RCA et Öbb Produktion ont soulevé une exception d'incompétence au profit des juridictions autrichiennes et Öbb Infrastruktur a soulevé une exception d'incompétence au profit de tribunal de commerce de Vienne (Autriche).

Par jugement du 31 janvier 2013 le tribunal de commerce de Paris a notamment':

déclaré irrecevable l'exception d'incompétence de RCA et de Öbb Produktion,

- débouté Öbb Infrastruktur de son exception d'incompétence formée à l'égard de la société Helvetia,

- dit être territorialement compétent pour connaitre des demandes dirigées par la société Helvetia contre Öbb Infrastruktur,

- dit mal-fondée l'exception d'incompétence soulevée par Öbb Infrastruktur à l'encontre de STVA, Allianz, Zurich, SNCF, Sogeefer et Generali,

- dit être territorialement compétent pour connaitre des demandes dirigées par STVA, Allianz, Zurich, SNCF, Sogeefer et Generali à l'encontre de Öbb Infrastruktur,

- réservé les dépens.

Öbb Produktion et RCA ont formé un contredit contre ce jugement le 13 février 2013 et demandent d'infirmer la décision du tribunal de commerce et de déclarer la juridiction française territorialement incompétence au profit des juridictions autrichiennes.

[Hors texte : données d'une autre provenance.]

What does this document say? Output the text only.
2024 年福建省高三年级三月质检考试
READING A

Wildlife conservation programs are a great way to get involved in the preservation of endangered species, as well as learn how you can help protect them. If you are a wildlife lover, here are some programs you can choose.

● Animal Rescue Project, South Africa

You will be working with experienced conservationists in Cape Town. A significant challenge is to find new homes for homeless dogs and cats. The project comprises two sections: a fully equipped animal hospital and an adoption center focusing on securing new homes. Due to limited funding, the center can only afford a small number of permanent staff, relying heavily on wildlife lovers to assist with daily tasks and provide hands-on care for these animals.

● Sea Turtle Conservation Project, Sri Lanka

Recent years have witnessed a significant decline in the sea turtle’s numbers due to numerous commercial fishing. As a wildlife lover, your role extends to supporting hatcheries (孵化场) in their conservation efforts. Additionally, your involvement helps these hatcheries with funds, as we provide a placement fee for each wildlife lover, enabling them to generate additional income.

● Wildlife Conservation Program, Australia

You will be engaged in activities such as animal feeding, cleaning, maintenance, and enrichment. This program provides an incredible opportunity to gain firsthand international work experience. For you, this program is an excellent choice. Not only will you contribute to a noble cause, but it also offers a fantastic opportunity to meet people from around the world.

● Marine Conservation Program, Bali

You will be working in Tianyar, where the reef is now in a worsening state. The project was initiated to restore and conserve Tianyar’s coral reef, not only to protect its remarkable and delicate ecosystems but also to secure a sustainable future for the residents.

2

Öbb Infrastruktur a aussi formé contredit de cette même décision le 15 février 2013 et demande l'infirmation du jugement, de dire que le tribunal de commerce de Paris est incompétent et de renvoyer les parties à se mieux pourvoir devant le tribunal de commerce de [Localité 12] (Autriche).

Renault, TMEI et AXA demandent la confirmation du jugement du tribunal de commerce de Paris en ce qu'il s'est déclaré compétent pour connaître des demandes et elles sollicitent la condamnation de RCA à leur verser la somme de 10.000 euros en application des dispositions de l'article 700 du code de procédure civile.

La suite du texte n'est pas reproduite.